The degree of ‘shortness’ (crisp crumbliness) in shortcrust pastry depends on the amount and type of fat and the way the pastry is handled. It features in my Beginners Pastry Half Day course.


  1. 12oz plain flour (300g)

  2. 3oz butter (75g)

  3. 3oz lard (75g)

  4. Pinch of salt

  5. Cold water (preferably from the fridge)


Keep everything as cool as possible and work as quickly as you can.

  1. Preheat the oven to 180c fan

  2. Put the flour and the salt into the bowl (there is no need to sift)

  3. Cut the butter and lard into cubes and add to the flour.

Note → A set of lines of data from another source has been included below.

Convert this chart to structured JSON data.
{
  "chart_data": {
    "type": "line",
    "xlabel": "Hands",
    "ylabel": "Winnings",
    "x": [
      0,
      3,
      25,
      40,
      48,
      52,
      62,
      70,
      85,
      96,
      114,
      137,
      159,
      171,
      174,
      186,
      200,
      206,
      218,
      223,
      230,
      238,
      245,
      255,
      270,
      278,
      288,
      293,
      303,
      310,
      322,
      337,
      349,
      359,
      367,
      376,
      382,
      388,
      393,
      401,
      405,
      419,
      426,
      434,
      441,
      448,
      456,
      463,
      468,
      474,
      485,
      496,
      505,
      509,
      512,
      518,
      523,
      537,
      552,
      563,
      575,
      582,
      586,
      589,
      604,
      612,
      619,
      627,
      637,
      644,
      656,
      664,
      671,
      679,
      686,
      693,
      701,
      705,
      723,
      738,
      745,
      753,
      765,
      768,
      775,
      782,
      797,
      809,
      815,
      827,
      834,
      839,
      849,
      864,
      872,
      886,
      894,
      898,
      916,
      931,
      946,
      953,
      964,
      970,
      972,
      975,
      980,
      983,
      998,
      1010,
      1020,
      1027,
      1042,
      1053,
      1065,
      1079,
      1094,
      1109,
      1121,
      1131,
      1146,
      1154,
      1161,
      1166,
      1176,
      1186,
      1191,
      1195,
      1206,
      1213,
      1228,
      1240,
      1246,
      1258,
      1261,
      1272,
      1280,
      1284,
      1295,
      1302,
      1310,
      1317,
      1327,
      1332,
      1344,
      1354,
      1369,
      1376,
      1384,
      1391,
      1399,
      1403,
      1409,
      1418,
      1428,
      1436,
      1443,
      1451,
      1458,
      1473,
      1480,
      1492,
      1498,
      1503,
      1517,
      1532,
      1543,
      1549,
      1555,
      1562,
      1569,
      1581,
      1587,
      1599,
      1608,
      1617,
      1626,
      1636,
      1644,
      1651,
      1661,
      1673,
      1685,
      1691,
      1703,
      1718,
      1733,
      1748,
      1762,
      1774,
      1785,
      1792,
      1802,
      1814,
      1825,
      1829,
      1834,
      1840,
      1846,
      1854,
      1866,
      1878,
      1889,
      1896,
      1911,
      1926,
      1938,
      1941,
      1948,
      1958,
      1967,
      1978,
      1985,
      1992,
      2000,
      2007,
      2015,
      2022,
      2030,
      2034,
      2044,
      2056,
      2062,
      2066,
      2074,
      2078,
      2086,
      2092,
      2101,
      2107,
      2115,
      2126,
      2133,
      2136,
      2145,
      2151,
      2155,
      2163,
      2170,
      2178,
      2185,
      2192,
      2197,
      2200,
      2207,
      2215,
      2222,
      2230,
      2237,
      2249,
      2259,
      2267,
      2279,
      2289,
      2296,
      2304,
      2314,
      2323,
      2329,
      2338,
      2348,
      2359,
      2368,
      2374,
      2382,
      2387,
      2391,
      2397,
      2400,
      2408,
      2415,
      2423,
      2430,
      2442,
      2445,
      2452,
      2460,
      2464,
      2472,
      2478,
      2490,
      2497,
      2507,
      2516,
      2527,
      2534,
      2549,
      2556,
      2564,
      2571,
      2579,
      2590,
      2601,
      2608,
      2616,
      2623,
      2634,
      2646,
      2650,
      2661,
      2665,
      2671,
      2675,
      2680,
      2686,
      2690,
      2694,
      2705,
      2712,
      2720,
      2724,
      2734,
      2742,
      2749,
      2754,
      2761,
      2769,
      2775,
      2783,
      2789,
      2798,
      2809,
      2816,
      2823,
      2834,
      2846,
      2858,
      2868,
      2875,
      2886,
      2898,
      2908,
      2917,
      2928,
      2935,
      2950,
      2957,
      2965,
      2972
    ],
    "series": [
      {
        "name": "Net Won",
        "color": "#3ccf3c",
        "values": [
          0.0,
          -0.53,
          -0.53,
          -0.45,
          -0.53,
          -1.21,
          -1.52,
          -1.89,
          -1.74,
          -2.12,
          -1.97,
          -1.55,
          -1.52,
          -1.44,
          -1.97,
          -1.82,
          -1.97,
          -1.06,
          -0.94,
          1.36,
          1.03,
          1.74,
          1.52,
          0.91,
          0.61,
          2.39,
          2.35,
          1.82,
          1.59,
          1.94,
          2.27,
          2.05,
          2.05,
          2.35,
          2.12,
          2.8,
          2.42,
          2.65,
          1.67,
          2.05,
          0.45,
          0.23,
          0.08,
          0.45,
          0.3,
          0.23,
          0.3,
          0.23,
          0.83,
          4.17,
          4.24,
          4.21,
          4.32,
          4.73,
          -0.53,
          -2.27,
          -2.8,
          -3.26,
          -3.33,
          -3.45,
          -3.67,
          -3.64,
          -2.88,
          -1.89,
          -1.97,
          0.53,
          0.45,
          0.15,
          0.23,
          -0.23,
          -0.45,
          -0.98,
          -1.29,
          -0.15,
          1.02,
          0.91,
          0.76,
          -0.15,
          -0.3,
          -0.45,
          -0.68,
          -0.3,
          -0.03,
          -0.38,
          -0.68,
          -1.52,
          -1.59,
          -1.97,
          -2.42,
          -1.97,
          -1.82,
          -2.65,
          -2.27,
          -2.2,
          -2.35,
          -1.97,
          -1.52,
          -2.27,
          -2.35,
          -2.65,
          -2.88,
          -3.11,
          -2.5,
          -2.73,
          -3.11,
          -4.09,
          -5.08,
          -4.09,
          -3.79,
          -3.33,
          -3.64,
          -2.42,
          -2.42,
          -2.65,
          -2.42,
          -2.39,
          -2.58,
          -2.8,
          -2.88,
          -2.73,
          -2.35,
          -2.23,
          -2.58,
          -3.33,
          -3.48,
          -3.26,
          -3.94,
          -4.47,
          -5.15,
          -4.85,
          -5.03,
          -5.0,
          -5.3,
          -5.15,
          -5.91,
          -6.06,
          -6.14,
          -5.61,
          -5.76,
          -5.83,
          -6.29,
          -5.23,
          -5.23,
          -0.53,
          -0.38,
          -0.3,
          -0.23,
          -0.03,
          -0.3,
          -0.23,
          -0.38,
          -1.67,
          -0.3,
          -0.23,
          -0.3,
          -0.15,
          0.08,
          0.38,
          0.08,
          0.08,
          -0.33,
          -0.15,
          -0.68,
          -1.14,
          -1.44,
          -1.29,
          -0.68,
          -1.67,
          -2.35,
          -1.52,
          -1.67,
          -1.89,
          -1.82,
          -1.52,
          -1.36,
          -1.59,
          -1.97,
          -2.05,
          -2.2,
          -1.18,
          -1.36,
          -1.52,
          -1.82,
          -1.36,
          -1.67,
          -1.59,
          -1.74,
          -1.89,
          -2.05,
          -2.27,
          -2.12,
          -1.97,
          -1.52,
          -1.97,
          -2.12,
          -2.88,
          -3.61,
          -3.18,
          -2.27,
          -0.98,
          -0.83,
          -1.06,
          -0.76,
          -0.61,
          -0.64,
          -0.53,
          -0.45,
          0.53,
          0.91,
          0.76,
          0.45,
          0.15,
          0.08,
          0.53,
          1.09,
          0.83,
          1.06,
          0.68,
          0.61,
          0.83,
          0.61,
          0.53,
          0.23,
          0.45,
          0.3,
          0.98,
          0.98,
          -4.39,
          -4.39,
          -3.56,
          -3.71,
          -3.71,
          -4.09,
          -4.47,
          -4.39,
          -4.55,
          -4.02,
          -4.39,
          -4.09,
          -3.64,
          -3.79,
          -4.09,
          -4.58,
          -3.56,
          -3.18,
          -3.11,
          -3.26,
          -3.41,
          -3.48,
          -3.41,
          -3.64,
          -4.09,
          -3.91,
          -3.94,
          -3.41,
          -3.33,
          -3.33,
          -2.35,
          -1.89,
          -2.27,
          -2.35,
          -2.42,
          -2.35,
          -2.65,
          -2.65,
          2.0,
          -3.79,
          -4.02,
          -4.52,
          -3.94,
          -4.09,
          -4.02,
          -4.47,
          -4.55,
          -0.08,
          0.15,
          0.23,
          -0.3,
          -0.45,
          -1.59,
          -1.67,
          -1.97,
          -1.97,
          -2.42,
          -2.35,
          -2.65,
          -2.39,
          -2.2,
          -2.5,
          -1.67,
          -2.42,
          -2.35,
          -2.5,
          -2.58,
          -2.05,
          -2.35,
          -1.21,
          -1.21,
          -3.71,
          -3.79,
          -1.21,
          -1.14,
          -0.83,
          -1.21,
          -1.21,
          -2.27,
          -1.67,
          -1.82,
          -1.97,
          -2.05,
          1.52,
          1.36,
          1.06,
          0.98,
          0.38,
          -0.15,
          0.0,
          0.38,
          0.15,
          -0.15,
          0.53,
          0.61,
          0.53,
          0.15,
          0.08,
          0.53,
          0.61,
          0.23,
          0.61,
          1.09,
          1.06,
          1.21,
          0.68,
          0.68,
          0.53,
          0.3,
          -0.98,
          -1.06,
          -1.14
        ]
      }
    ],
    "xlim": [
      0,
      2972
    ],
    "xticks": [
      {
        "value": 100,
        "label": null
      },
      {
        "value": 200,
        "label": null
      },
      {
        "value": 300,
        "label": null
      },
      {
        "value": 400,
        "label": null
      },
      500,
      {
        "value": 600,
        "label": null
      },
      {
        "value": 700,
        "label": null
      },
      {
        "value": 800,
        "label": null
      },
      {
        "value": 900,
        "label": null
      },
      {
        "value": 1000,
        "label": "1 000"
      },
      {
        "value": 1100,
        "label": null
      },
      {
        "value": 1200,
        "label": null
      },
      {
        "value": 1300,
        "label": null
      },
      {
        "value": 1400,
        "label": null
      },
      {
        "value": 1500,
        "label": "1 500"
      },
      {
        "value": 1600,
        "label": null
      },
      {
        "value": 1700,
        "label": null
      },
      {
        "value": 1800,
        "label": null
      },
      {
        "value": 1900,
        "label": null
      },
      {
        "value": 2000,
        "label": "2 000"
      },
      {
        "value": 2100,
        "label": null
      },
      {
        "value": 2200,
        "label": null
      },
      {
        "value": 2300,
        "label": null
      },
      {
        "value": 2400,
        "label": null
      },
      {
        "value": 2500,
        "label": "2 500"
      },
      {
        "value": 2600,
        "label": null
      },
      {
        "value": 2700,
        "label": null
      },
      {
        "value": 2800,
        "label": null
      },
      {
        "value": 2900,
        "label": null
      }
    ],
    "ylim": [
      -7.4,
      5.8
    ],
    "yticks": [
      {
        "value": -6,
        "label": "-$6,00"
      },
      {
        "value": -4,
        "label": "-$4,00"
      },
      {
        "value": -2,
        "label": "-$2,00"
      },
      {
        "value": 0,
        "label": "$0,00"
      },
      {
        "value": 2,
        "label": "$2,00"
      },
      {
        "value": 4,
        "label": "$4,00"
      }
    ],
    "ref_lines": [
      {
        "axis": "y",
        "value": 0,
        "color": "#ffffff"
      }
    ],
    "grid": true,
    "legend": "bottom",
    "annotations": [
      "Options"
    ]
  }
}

  4. Using your fingertips, break the fat down into smaller pieces by rubbing it between your fingers. Let the flour and fat mix fall through your fingers, so that as much air as possible is incorporated.

  5. When the mix resembles fine breadcrumbs, gradually add cold water and mix together with a cutlery knife.

  6. As the pastry starts to bind together, use your hands to bring the dough fully together into a smooth dough.

  7. It is now very important to rest the pastry, so cover it in cling film and refrigerate for 30 mins.

  8. When ready to use, roll out the pastry thinly and use it to line a 23cm tart tin. Prick the bottom with a fork and line pastry with baking parchment and fill with baking beans

  9. Bake the tart for 15 mins. Then remove the paper and beans and cook for a further 5-10mins.